Ankara Müftülüğü Cuma hutbesinde, düğün ve nikah sırasında damat ve gelinin ailelerinin birbirlerine azami ölçüde yardımcı olması gerektiği noktasında cemaati uyaracak.
Hutbede, ”Küçük şeyler için karşı tarafı sıkıntıya sokmak, daha sonra hiç yüz yüze gelmeyecekmiş gibi aşırı isteklerde bulunarak dünür olduğu aileyi darda bırakmak hiç de doğru değil” uyarısında bulunacak.
Yenimahalle İlçe Müftüsü Eyüp Demir‘in hazırladığı ve yarın Cuma Namazı’nda başkentteki camilerde okutulacak ”Düğün ve Geleneklerimiz” konulu hutbede, toplumları toplum yapan özelliklerden birinin de örf ve adetleri olduğuna işaret edilerek, düğünlerin ve o düğünlerdeki geleneklerin de bunlar arasında yer aldığı belirtildi.
Nikah ve düğünlerle mukaddes aile yuvasının kurulduğu ifade edilen hutbede, bu mukaddes yuvayı oluşturanların da geçici menfaatler için değil, neşe ve hüzünde bir olmak, ölünceye kadar aynı yastığa baş koymak ve evlat sahibi olmak için bir araya geldiği vurgulandı.
Kurulan yuvanın temelleri ne kadar sağlam olursa yuvanın da o kadar uzun ömürlü olacağına dikkat çekilen hutbede, ”Aileler, düğün ve nikah esnasında birbirlerine azami ölçüde yardımcı olmalıdır. Küçük şeyler için karşı tarafı sıkıntıya sokmak, daha sonra hiç yüz yüze gelmeyecekmiş gibi aşırı isteklerde bulunarak dünür olduğu aileyi darda bırakmak hiç de doğru değildir” değerlendirmesinde bulunuldu.
Nikahsız birliktelikler ve geçici nikahlara da değinilen hutbede, bunların ahlaki bozulmanın yansımaları olduğu belirtildi. İslam dininin, evliliğin devamına önem verdiği vurgulanan hutbede, şunlar kaydedildi:
”İslam, nikah akdinin sıhhati için bunu şart koşmuştur.
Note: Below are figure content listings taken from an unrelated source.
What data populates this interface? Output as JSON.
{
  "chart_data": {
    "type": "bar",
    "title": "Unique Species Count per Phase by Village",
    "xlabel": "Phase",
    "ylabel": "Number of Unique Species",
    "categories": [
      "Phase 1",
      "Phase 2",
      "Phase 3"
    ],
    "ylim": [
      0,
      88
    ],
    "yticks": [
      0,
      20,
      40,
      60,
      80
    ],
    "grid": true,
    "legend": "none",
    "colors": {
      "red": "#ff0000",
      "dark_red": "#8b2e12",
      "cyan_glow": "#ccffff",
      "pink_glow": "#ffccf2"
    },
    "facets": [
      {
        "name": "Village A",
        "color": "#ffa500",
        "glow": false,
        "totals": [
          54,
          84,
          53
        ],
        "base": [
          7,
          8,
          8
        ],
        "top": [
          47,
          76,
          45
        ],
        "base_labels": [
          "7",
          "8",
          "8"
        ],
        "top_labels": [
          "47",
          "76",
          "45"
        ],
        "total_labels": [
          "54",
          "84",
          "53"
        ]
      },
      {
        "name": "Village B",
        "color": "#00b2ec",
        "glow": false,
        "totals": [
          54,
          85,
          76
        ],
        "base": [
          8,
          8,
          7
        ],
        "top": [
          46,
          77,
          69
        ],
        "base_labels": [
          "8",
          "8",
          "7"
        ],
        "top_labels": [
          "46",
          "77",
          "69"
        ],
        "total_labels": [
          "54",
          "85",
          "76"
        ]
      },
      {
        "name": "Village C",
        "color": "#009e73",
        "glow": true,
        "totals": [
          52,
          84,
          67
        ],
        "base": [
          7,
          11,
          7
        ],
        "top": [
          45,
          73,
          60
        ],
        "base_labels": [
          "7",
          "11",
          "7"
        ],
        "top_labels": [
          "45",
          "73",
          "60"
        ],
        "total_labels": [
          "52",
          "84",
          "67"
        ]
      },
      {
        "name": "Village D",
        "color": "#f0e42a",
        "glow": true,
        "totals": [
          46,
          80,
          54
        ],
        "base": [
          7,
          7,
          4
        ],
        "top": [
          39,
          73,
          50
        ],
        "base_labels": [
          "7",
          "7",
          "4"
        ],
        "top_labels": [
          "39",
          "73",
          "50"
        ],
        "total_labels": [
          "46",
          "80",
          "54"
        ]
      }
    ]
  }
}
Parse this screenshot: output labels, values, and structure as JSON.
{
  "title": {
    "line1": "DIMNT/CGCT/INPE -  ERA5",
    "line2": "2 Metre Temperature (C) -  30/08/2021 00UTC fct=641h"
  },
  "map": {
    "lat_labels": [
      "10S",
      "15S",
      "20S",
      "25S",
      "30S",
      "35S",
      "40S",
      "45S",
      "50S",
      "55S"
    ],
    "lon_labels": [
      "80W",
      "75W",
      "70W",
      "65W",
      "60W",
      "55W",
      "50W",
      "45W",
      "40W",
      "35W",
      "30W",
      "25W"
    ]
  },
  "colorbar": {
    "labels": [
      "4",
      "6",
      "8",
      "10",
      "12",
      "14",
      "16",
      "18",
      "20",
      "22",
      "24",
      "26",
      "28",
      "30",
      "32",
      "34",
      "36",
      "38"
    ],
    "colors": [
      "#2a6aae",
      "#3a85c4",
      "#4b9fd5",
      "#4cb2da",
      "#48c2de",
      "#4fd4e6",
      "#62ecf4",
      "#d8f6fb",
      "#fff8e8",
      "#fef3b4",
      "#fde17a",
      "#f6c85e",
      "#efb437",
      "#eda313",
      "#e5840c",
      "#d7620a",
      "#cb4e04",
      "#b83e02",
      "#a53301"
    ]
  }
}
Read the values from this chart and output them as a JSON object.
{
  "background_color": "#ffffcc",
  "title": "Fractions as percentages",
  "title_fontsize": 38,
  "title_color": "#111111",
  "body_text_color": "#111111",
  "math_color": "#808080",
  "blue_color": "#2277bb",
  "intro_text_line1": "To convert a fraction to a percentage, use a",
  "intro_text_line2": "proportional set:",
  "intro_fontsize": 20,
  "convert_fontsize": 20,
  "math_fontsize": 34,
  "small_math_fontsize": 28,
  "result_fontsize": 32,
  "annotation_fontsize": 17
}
Yeni bir aile, ancak dinen ve hukuken geçerli bir nikahla kurulur. Çeşitli mazeretler ileri sürerek geçici veya belli bir zaman için kıyılan nikahlar dinimizce geçerli değildir. Evlilik, insanın sağlıklı ve düzenli bir hayata sahip olmasını sağlar. Dolayısıyla kurulacak yuvalar gereksiz masraflarla zorlaştırılmamalı, israf boyutuna varan düğünlerden kaçınılmalıdır.
Düğünler, yeni bir yuva kurmanın sevinç ve mutluluğunun yakın akraba ve komşularla paylaşılmasıdır. Mutlu bir hayatın başlangıcı olan düğünlerimiz, Yüce Allah’ın rızasına uygun olmalıdır. Peygamberimiz de düğünlerin neşe ve coşku içerisinde yapılmasını uygun görmüş, israfsız ve sade düğünler yapılmasını tavsiye etmiştir.
Nikah ve düğünlerimizde İslami ölçülere dikkat etmeli, dinimize, ahlakımıza, geleneğimize aykırı uygulamalardan sakınmalıyız. Komşularımızın hastalarını, yaşlılarını, çocuklarını hesap etmek zorundayız. Gece yarılarına kadar ses ve zaman sınırı tanımayan eğlencelerle, komşuları rahatsız etmek doğru değildir.Öyleyse, düğün ve sünnet cemiyetlerinde ölçülü olmaya, kimseyi incitmemeye ve Allah’ın rızasını gözetmeye özen gösterelim.”